Please describe the boundary between knowledge with inferences and computations. Your inferences can appear to be computations to humans.

The boundary between knowledge and inferences can be a difficult concept to define, and there is no one-size-fits-all answer to this question. In general, knowledge refers to information that is considered to be true and supported by evidence, while inferences are conclusions or judgments that are drawn based on available evidence and prior knowledge. As a large language model trained by OpenAI, I have been trained on a vast amount of text data and can use that information to make inferences and provide explanations. I do not have the ability to perform computations, and any inferences or explanations I provide are based on the knowledge that has been learned from the text data I was trained on. In some cases, my inferences may appear to be computations to humans, but this is only because I am able to use my vast knowledge to provide detailed and accurate explanations. I do not have the ability to perform actual computations or run code, and any inferences I provide are based on the knowledge I have learned from the text data I was trained on.


Nice, so the model itself confirmed my suspicion that it doesn't do actual calculations.

Rest assured that it won't be able to do that for a while (at least the public versions). Not for technical reasons, though - I'm 100% convinced that the engineers could embed all sorts of interpreters and calculation engines no problem. Just like manual filters and canned responses.

The reason for that is simple: general computation is non-deterministic in both time and space. Inference on the other side is very deterministic in both, because the time taken is a just function of the input length (i.e. current prompt plus a bit of history), which can be well controlled on the frontend.

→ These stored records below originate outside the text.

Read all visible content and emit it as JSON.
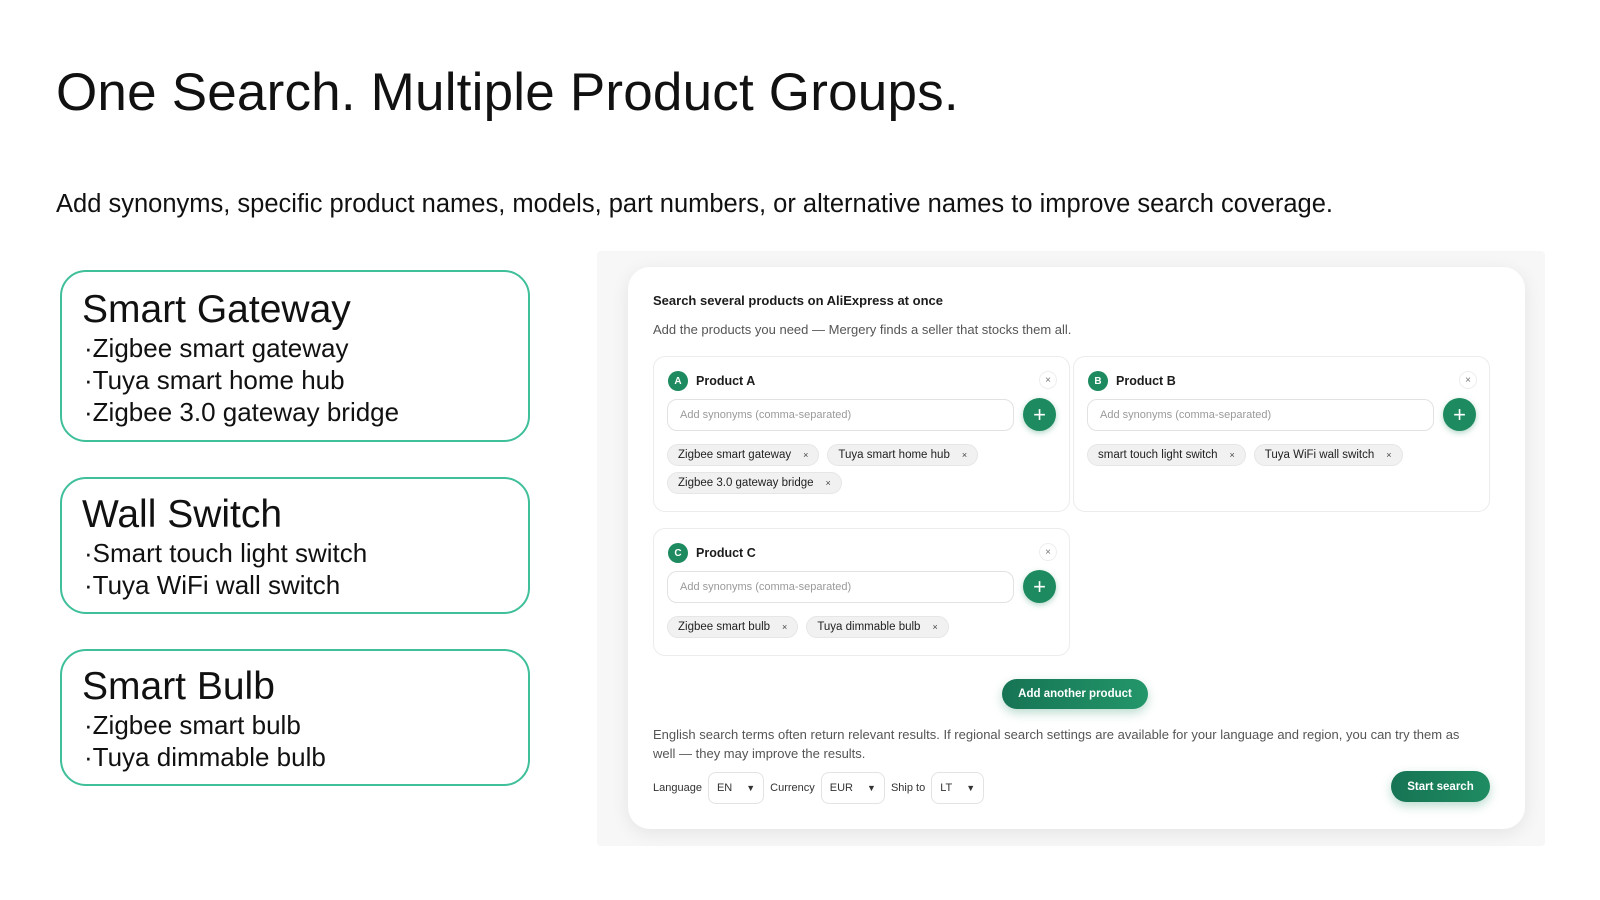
{
  "title": "One Search. Multiple Product Groups.",
  "subtitle": "Add synonyms, specific product names, models, part numbers, or alternative names to improve search coverage.",
  "groups": [
    {
      "title": "Smart Gateway",
      "items": [
        "Zigbee smart gateway",
        "Tuya smart home hub",
        "Zigbee 3.0 gateway bridge"
      ]
    },
    {
      "title": "Wall Switch",
      "items": [
        "Smart touch light switch",
        "Tuya WiFi wall switch"
      ]
    },
    {
      "title": "Smart Bulb",
      "items": [
        "Zigbee smart bulb",
        "Tuya dimmable bulb"
      ]
    }
  ],
  "panel": {
    "heading": "Search several products on AliExpress at once",
    "subheading": "Add the products you need — Mergery finds a seller that stocks them all.",
    "synonyms_placeholder": "Add synonyms (comma-separated)",
    "close_symbol": "×",
    "add_symbol": "+",
    "products": [
      {
        "badge": "A",
        "name": "Product A",
        "chips": [
          "Zigbee smart gateway",
          "Tuya smart home hub",
          "Zigbee 3.0 gateway bridge"
        ]
      },
      {
        "badge": "B",
        "name": "Product B",
        "chips": [
          "smart touch light switch",
          "Tuya WiFi wall switch"
        ]
      },
      {
        "badge": "C",
        "name": "Product C",
        "chips": [
          "Zigbee smart bulb",
          "Tuya dimmable bulb"
        ]
      }
    ],
    "add_another_label": "Add another product",
    "note": "English search terms often return relevant results. If regional search settings are available for your language and region, you can try them as well — they may improve the results.",
    "settings": {
      "language_label": "Language",
      "language_value": "EN",
      "currency_label": "Currency",
      "currency_value": "EUR",
      "ship_label": "Ship to",
      "ship_value": "LT"
    },
    "start_label": "Start search"
  },
  "colors": {
    "accent": "#1d8a5f",
    "card_border": "#3fbf9a"
  }
}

Arbitrary calculations or code interpretation, however, are unrestricted operations and would basically allow for DoS or straight up breaking the system. While there are ways to limit both calculation time and resource usage, it's still a big risk and considerable effort (infrastructure-wise) that I don't think is worth it. For closed systems (internal rollouts, business customers, etc.) this might be a different story.

Just another reason why closed software sucks: it's not possible for anyone not working at OpenAI to extend the model in ways that would allow for integrations like this to extend its capabilities and test how far we could push it.


I completely agree.



That's why I'm saying this one is the least impressive. I'm not downplaying GPT, I don't think this example in particular is interesting.


I tried to settle a Millenium problem with ChatGPT:

Is P = NP ?

> No, P is not equal to NP. P (polynomial time) is a subset of NP (nondeterministic polynomial time), meaning that there are certain problems that can be solved in polynomial time that cannot be solved in nondeterministic polynomial time.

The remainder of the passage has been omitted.